Mohit Ghose, vice president for public affairs at America's Health Insurance Plans, a trade group representing insurers, said the high number of health plans now participating in Medicare Advantage demonstrates the industry's willingness to "maintain and build on the public–private partnership for Medicare beneficiaries."

Lawmakers' Concerns
During Tuesday's hearing, Democrats on the panel said the drug benefit could hurt poorer beneficiaries who now receive coverage under Medicaid but will be forced to get their drug coverage under Medicare once the drug benefits begin.

Some Democrats also criticized the "video news releases" that the Department of Health and Human Services (HHS), CMS' parent agency, had used to promote the drug law.
Last May, the Government Accountability Office, then known as the General Accounting Office, ruled that HHS violated federal laws when it produced and distributed videotaped segments touting the new Medicare prescription drug law (PL 108-173). GAO said that portions of television spots HHS distributed to local broadcasters amounted to "covert propaganda" and thus violate federal statutes. A subsequent Department of Justice ruling said HHS did not violate federal law.

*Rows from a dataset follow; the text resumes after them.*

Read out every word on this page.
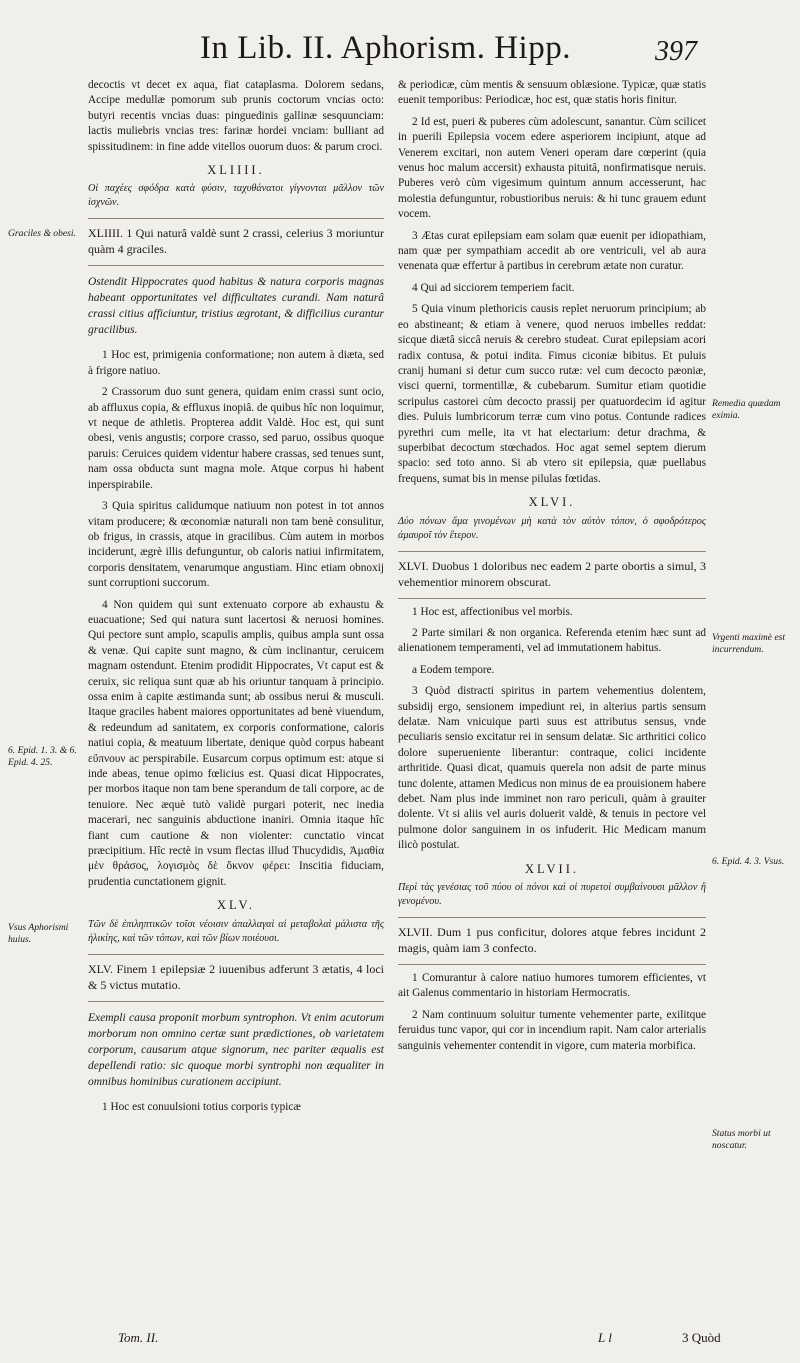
In Lib. II. Aphorism. Hipp.	397

decoctis vt decet ex aqua, fiat cataplasma. Dolorem sedans, Accipe medullæ pomorum sub prunis coctorum vncias octo: butyri recentis vncias duas: pinguedinis gallinæ sesquunciam: lactis muliebris vncias tres: farinæ hordei vnciam: bulliant ad spissitudinem: in fine adde vitellos ouorum duos: & parum croci.

XLIIII.

Οἱ παχέες σφόδρα κατὰ φύσιν, ταχυθάνατοι γίγνονται μᾶλλον τῶν ἰσχνῶν.

XLIIII. 1 Qui naturâ valdè sunt 2 crassi, celerius 3 moriuntur quàm 4 graciles.

Ostendit Hippocrates quod habitus & natura corporis magnas habeant opportunitates vel difficultates curandi. Nam naturâ crassi citius afficiuntur, tristius ægrotant, & difficilius curantur gracilibus.

1 Hoc est, primigenia conformatione; non autem à diæta, sed à frigore natiuo.

2 Crassorum duo sunt genera, quidam enim crassi sunt ocio, ab affluxus copia, & effluxus inopiâ. de quibus hîc non loquimur, vt neque de athletis. Propterea addit Valdè. Hoc est, qui sunt obesi, venis angustis; corpore crasso, sed paruo, ossibus quoque paruis: Ceruices quidem videntur habere crassas, sed tenues sunt, nam ossa obducta sunt magna mole. Atque corpus hi habent inperspirabile.

3 Quia spiritus calidumque natiuum non potest in tot annos vitam producere; & œconomiæ naturali non tam benè consulitur, ob frigus, in crassis, atque in gracilibus. Cùm autem in morbos inciderunt, ægrè illis defunguntur, ob caloris natiui infirmitatem, corporis densitatem, venarumque angustiam. Hinc etiam obnoxij sunt corruptioni succorum.

4 Non quidem qui sunt extenuato corpore ab exhaustu & euacuatione; Sed qui natura sunt lacertosi & neruosi homines. Qui pectore sunt amplo, scapulis amplis, quibus ampla sunt ossa & venæ. Qui capite sunt magno, & cùm inclinantur, ceruicem magnam ostendunt. Etenim prodidit Hippocrates, Vt caput est & ceruix, sic reliqua sunt quæ ab his oriuntur tanquam à principio. ossa enim à capite æstimanda sunt; ab ossibus nerui & musculi. Itaque graciles habent maiores opportunitates ad benè viuendum, & redeundum ad sanitatem, ex corporis conformatione, caloris natiui copia, & meatuum libertate, denique quòd corpus habeant εὔπνουν ac perspirabile. Eusarcum corpus optimum est: atque si inde abeas, tenue opimo fœlicius est. Quasi dicat Hippocrates, per morbos itaque non tam bene sperandum de tali corpore, ac de tenuiore. Nec æquè tutò validè purgari poterit, nec inedia macerari, nec sanguinis abductione inaniri. Omnia itaque hîc fiant cum cautione & non violenter: cunctatio vincat præcipitium. Hîc rectè in vsum flectas illud Thucydidis, Ἀμαθία μὲν θράσος, λογισμὸς δὲ ὄκνον φέρει: Inscitia fiduciam, prudentia cunctationem gignit.

XLV.

Τῶν δὲ ἐπιληπτικῶν τοῖσι νέοισιν ἀπαλλαγαὶ αἱ μεταβολαὶ μάλιστα τῆς ἡλικίης, καὶ τῶν τόπων, καὶ τῶν βίων ποιέουσι.

XLV. Finem 1 epilepsiæ 2 iuuenibus adferunt 3 ætatis, 4 loci & 5 victus mutatio.

Exempli causa proponit morbum syntrophon. Vt enim acutorum morborum non omnino certæ sunt prædictiones, ob varietatem corporum, causarum atque signorum, nec pariter æqualis est depellendi ratio: sic quoque morbi syntrophi non æqualiter in omnibus hominibus curationem accipiunt.

1 Hoc est conuulsioni totius corporis typicæ

& periodicæ, cùm mentis & sensuum oblæsione. Typicæ, quæ statis euenit temporibus: Periodicæ, hoc est, quæ statis horis finitur.

2 Id est, pueri & puberes cùm adolescunt, sanantur. Cùm scilicet in puerili Epilepsia vocem edere asperiorem incipiunt, atque ad Venerem excitari, non autem Veneri operam dare cœperint (quia venus hoc malum accersit) exhausta pituitâ, nonfirmatisque neruis. Puberes verò cùm vigesimum quintum annum accesserunt, hac molestia defunguntur, robustioribus neruis: & hi tunc grauem edunt vocem.

3 Ætas curat epilepsiam eam solam quæ euenit per idiopathiam, nam quæ per sympathiam accedit ab ore ventriculi, vel ab aura venenata quæ effertur à partibus in cerebrum ætate non curatur.

4 Qui ad sicciorem temperiem facit.

5 Quia vinum plethoricis causis replet neruorum principium; ab eo abstineant; & etiam à venere, quod neruos imbelles reddat: sicque diætâ siccâ neruis & cerebro studeat. Curat epilepsiam acori radix contusa, & potui indita. Fimus ciconiæ bibitus. Et puluis cranij humani si detur cum succo rutæ: vel cum decocto pæoniæ, visci querni, tormentillæ, & cubebarum. Sumitur etiam quotidie scripulus castorei cùm decocto prassij per quatuordecim id agitur dies. Puluis lumbricorum terræ cum vino potus. Contunde radices pyrethri cum melle, ita vt hat electarium: detur drachma, & superbibat decoctum stœchados. Hoc agat semel septem dierum spacio: sed toto anno. Si ab vtero sit epilepsia, quæ puellabus frequens, sumat bis in mense pilulas fœtidas.

XLVI.

Δύο πόνων ἅμα γινομένων μὴ κατὰ τὸν αὐτὸν τόπον, ὁ σφοδρότερος ἀμαυροῖ τὸν ἕτερον.

XLVI. Duobus 1 doloribus nec eadem 2 parte obortis a simul, 3 vehementior minorem obscurat.

1 Hoc est, affectionibus vel morbis.

2 Parte similari & non organica. Referenda etenim hæc sunt ad alienationem temperamenti, vel ad immutationem habitus.

a Eodem tempore.

3 Quòd distracti spiritus in partem vehementius dolentem, subsidij ergo, sensionem impediunt rei, in alterius partis sensum delatæ. Nam vnicuique parti suus est attributus sensus, vnde peculiaris sensio excitatur rei in sensum delatæ. Sic arthritici colico dolore superueniente liberantur: contraque, colici incidente arthritide. Quasi dicat, quamuis querela non adsit de parte minus tunc dolente, attamen Medicus non minus de ea prouisionem habere debet. Nam plus inde imminet non raro periculi, quàm à grauiter dolente. Vt si aliis vel auris doluerit valdè, & tenuis in pectore vel pulmone dolor sanguinem in os infuderit. Hic Medicam manum ilicò postulat.

XLVII.

Περὶ τὰς γενέσιας τοῦ πύου οἱ πόνοι καὶ οἱ πυρετοὶ συμβαίνουσι μᾶλλον ἢ γενομένου.

XLVII. Dum 1 pus conficitur, dolores atque febres incidunt 2 magis, quàm iam 3 confecto.

1 Comurantur à calore natiuo humores tumorem efficientes, vt ait Galenus commentario in historiam Hermocratis.

2 Nam continuum soluitur tumente vehementer parte, exilitque feruidus tunc vapor, qui cor in incendium rapit. Nam calor arterialis sanguinis vehementer contendit in vigore, cum materia morbifica.

Graciles & obesi.
6. Epid. 1. 3. & 6. Epid. 4. 25.
Vsus Aphorismi huius.
Remedia quædam eximia.
Vrgenti maximè est incurrendum.
6. Epid. 4. 3. Vsus.
Status morbi ut noscatur.
Tom. II.	L l	3 Quòd
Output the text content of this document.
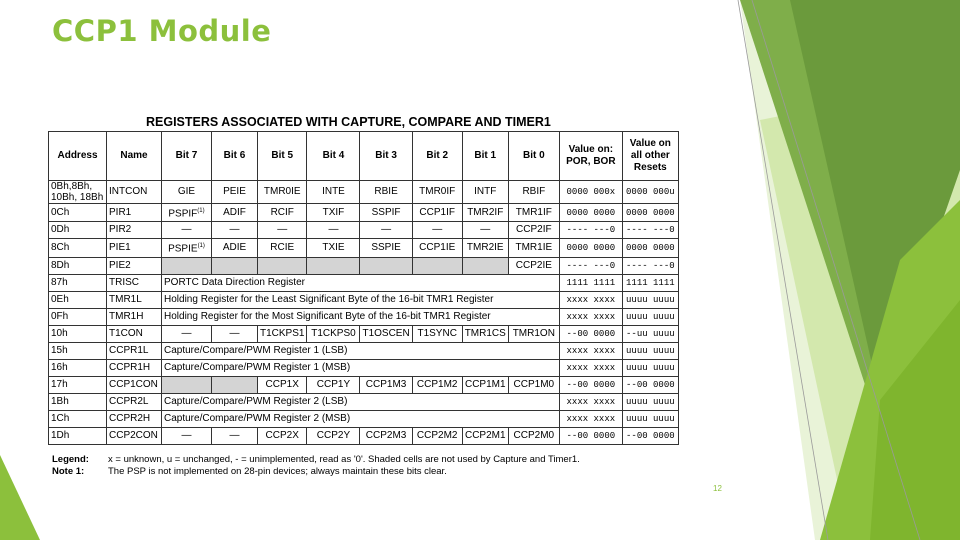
CCP1 Module
REGISTERS ASSOCIATED WITH CAPTURE, COMPARE AND TIMER1
Address	Name	Bit 7	Bit 6	Bit 5	Bit 4	Bit 3	Bit 2	Bit 1	Bit 0	Value on: POR, BOR	Value on all other Resets
0Bh,8Bh, 10Bh, 18Bh	INTCON	GIE	PEIE	TMR0IE	INTE	RBIE	TMR0IF	INTF	RBIF	0000 000x	0000 000u
0Ch	PIR1	PSPIF$^{(1)}$	ADIF	RCIF	TXIF	SSPIF	CCP1IF	TMR2IF	TMR1IF	0000 0000	0000 0000
0Dh	PIR2	—	—	—	—	—	—	—	CCP2IF	---- ---0	---- ---0
8Ch	PIE1	PSPIE$^{(1)}$	ADIE	RCIE	TXIE	SSPIE	CCP1IE	TMR2IE	TMR1IE	0000 0000	0000 0000
8Dh	PIE2								CCP2IE	---- ---0	---- ---0
87h	TRISC	PORTC Data Direction Register								1111 1111	1111 1111
0Eh	TMR1L	Holding Register for the Least Significant Byte of the 16-bit TMR1 Register								xxxx xxxx	uuuu uuuu
0Fh	TMR1H	Holding Register for the Most Significant Byte of the 16-bit TMR1 Register								xxxx xxxx	uuuu uuuu
10h	T1CON	—	—	T1CKPS1	T1CKPS0	T1OSCEN	T1SYNC	TMR1CS	TMR1ON	--00 0000	--uu uuuu
15h	CCPR1L	Capture/Compare/PWM Register 1 (LSB)								xxxx xxxx	uuuu uuuu
16h	CCPR1H	Capture/Compare/PWM Register 1 (MSB)								xxxx xxxx	uuuu uuuu
17h	CCP1CON			CCP1X	CCP1Y	CCP1M3	CCP1M2	CCP1M1	CCP1M0	--00 0000	--00 0000
1Bh	CCPR2L	Capture/Compare/PWM Register 2 (LSB)								xxxx xxxx	uuuu uuuu
1Ch	CCPR2H	Capture/Compare/PWM Register 2 (MSB)								xxxx xxxx	uuuu uuuu
1Dh	CCP2CON	—	—	CCP2X	CCP2Y	CCP2M3	CCP2M2	CCP2M1	CCP2M0	--00 0000	--00 0000
Legend: x = unknown, u = unchanged, - = unimplemented, read as '0'. Shaded cells are not used by Capture and Timer1.
Note 1:	The PSP is not implemented on 28-pin devices; always maintain these bits clear.
12
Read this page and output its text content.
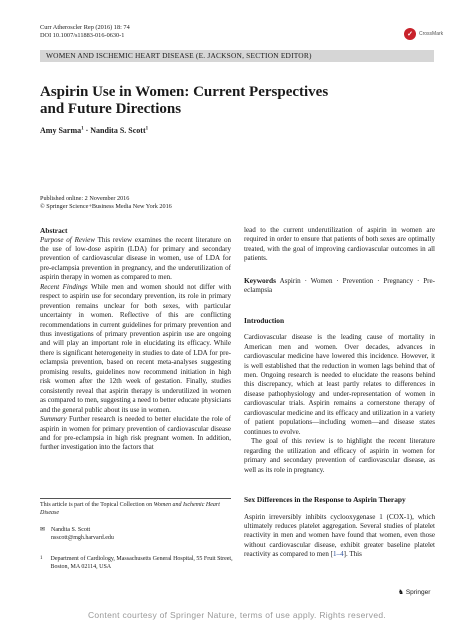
Curr Atheroscler Rep (2016) 18: 74
DOI 10.1007/s11883-016-0630-1	✓	CrossMark
WOMEN AND ISCHEMIC HEART DISEASE (E. JACKSON, SECTION EDITOR)
Aspirin Use in Women: Current Perspectives
and Future Directions
Amy Sarma$^1$ · Nandita S. Scott$^1$
Published online: 2 November 2016
© Springer Science+Business Media New York 2016
Abstract

Purpose of Review This review examines the recent literature on the use of low-dose aspirin (LDA) for primary and secondary prevention of cardiovascular disease in women, use of LDA for pre-eclampsia prevention in pregnancy, and the underutilization of aspirin therapy in women as compared to men.

Recent Findings While men and women should not differ with respect to aspirin use for secondary prevention, its role in primary prevention remains unclear for both sexes, with particular uncertainty in women. Reflective of this are conflicting recommendations in current guidelines for primary prevention and thus investigations of primary prevention aspirin use are ongoing and will play an important role in elucidating its efficacy. While there is significant heterogeneity in studies to date of LDA for pre-eclampsia prevention, based on recent meta-analyses suggesting promising results, guidelines now recommend initiation in high risk women after the 12th week of gestation. Finally, studies consistently reveal that aspirin therapy is underutilized in women as compared to men, suggesting a need to better educate physicians and the general public about its use in women.

Summary Further research is needed to better elucidate the role of aspirin in women for primary prevention of cardiovascular disease and for pre-eclampsia in high risk pregnant women. In addition, further investigation into the factors that

This article is part of the Topical Collection on Women and Ischemic Heart Disease
✉ Nandita S. Scott
nsscott@mgh.harvard.edu
1 Department of Cardiology, Massachusetts General Hospital, 55 Fruit Street, Boston, MA 02114, USA

lead to the current underutilization of aspirin in women are required in order to ensure that patients of both sexes are optimally treated, with the goal of improving cardiovascular outcomes in all patients.

Keywords Aspirin · Women · Prevention · Pregnancy · Pre-eclampsia

Introduction

Cardiovascular disease is the leading cause of mortality in American men and women. Over decades, advances in cardiovascular medicine have lowered this incidence. However, it is well established that the reduction in women lags behind that of men. Ongoing research is needed to elucidate the reasons behind this discrepancy, which at least partly relates to differences in disease pathophysiology and under-representation of women in cardiovascular trials. Aspirin remains a cornerstone therapy of cardiovascular medicine and its efficacy and utilization in a variety of patient populations—including women—and disease states continues to evolve.

The goal of this review is to highlight the recent literature regarding the utilization and efficacy of aspirin in women for primary and secondary prevention of cardiovascular disease, as well as its role in pregnancy.

Sex Differences in the Response to Aspirin Therapy

Aspirin irreversibly inhibits cyclooxygenase 1 (COX-1), which ultimately reduces platelet aggregation. Several studies of platelet reactivity in men and women have found that women, even those without cardiovascular disease, exhibit greater baseline platelet reactivity as compared to men [1–4]. This

♞ Springer
Content courtesy of Springer Nature, terms of use apply. Rights reserved.
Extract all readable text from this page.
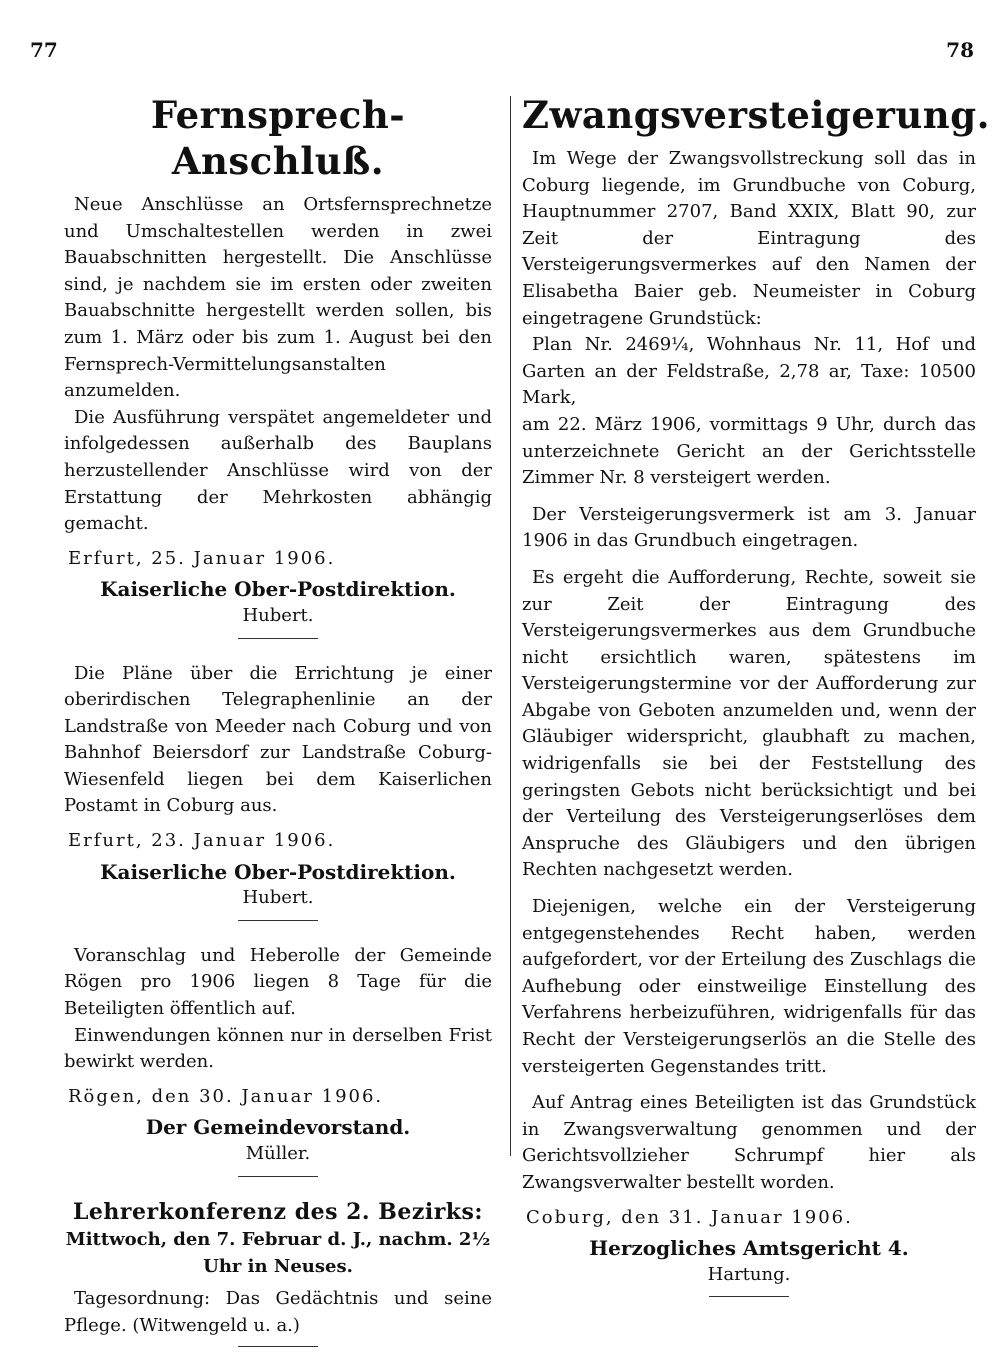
77	78
Fernsprech-Anschluß.

Neue Anschlüsse an Ortsfernsprechnetze und Umschaltestellen werden in zwei Bauabschnitten hergestellt. Die Anschlüsse sind, je nachdem sie im ersten oder zweiten Bauabschnitte hergestellt werden sollen, bis zum 1. März oder bis zum 1. August bei den Fernsprech-Vermittelungsanstalten anzumelden.

Die Ausführung verspätet angemeldeter und infolgedessen außerhalb des Bauplans herzustellender Anschlüsse wird von der Erstattung der Mehrkosten abhängig gemacht.

Erfurt, 25. Januar 1906.
Kaiserliche Ober-Postdirektion.
Hubert.

Die Pläne über die Errichtung je einer oberirdischen Telegraphenlinie an der Landstraße von Meeder nach Coburg und von Bahnhof Beiersdorf zur Landstraße Coburg-Wiesenfeld liegen bei dem Kaiserlichen Postamt in Coburg aus.

Erfurt, 23. Januar 1906.
Kaiserliche Ober-Postdirektion.
Hubert.

Voranschlag und Heberolle der Gemeinde Rögen pro 1906 liegen 8 Tage für die Beteiligten öffentlich auf.

Einwendungen können nur in derselben Frist bewirkt werden.

Rögen, den 30. Januar 1906.
Der Gemeindevorstand.
Müller.
Lehrerkonferenz des 2. Bezirks:
Mittwoch, den 7. Februar d. J., nachm. 2½ Uhr in Neuses.

Tagesordnung: Das Gedächtnis und seine Pflege. (Witwengeld u. a.)

Zwangsversteigerung.

Im Wege der Zwangsvollstreckung soll das in Coburg liegende, im Grundbuche von Coburg, Hauptnummer 2707, Band XXIX, Blatt 90, zur Zeit der Eintragung des Versteigerungsvermerkes auf den Namen der Elisabetha Baier geb. Neumeister in Coburg eingetragene Grundstück:

Plan Nr. 2469¼, Wohnhaus Nr. 11, Hof und Garten an der Feldstraße, 2,78 ar, Taxe: 10500 Mark,

am 22. März 1906, vormittags 9 Uhr, durch das unterzeichnete Gericht an der Gerichtsstelle Zimmer Nr. 8 versteigert werden.

Der Versteigerungsvermerk ist am 3. Januar 1906 in das Grundbuch eingetragen.

Es ergeht die Aufforderung, Rechte, soweit sie zur Zeit der Eintragung des Versteigerungsvermerkes aus dem Grundbuche nicht ersichtlich waren, spätestens im Versteigerungstermine vor der Aufforderung zur Abgabe von Geboten anzumelden und, wenn der Gläubiger widerspricht, glaubhaft zu machen, widrigenfalls sie bei der Feststellung des geringsten Gebots nicht berücksichtigt und bei der Verteilung des Versteigerungserlöses dem Anspruche des Gläubigers und den übrigen Rechten nachgesetzt werden.

Diejenigen, welche ein der Versteigerung entgegenstehendes Recht haben, werden aufgefordert, vor der Erteilung des Zuschlags die Aufhebung oder einstweilige Einstellung des Verfahrens herbeizuführen, widrigenfalls für das Recht der Versteigerungserlös an die Stelle des versteigerten Gegenstandes tritt.

Auf Antrag eines Beteiligten ist das Grundstück in Zwangsverwaltung genommen und der Gerichtsvollzieher Schrumpf hier als Zwangsverwalter bestellt worden.

Coburg, den 31. Januar 1906.
Herzogliches Amtsgericht 4.
Hartung.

Sen. Daniel K. Akaka, D-Hawaii, said Hawaii residents who now receive drug coverage under Medicaid would have to make copayments under the new Medicare drug plan, which could create a hardship.

Akaka also expressed concern that formularies in the Medicare drug plans—lists of drugs approved for coverage—would exclude some drugs that Medicaid beneficiaries currently rely on.

McClellan responded that CMS is working to identify "dual eligible" beneficiaries now in hopes of helping them and their caregivers identify a Medicare Advantage plan that meets their needs. He also said CMS officials want to make sure that "medication transitions [are] handled efficiently" for beneficiaries.

Concerning video news releases, McClellan said CMS will "fully comply with the law" as interpreted by the Justice Department, which interprets the law for the executive branch.

Sen. Frank R. Lautenberg, D-N.J., who asked GAO to investigate the matter, said CMS should clearly label any video as provided by the government and refrain from calling any government-issued materials news releases.

"It's not news," Lautenberg said. "It's government propaganda."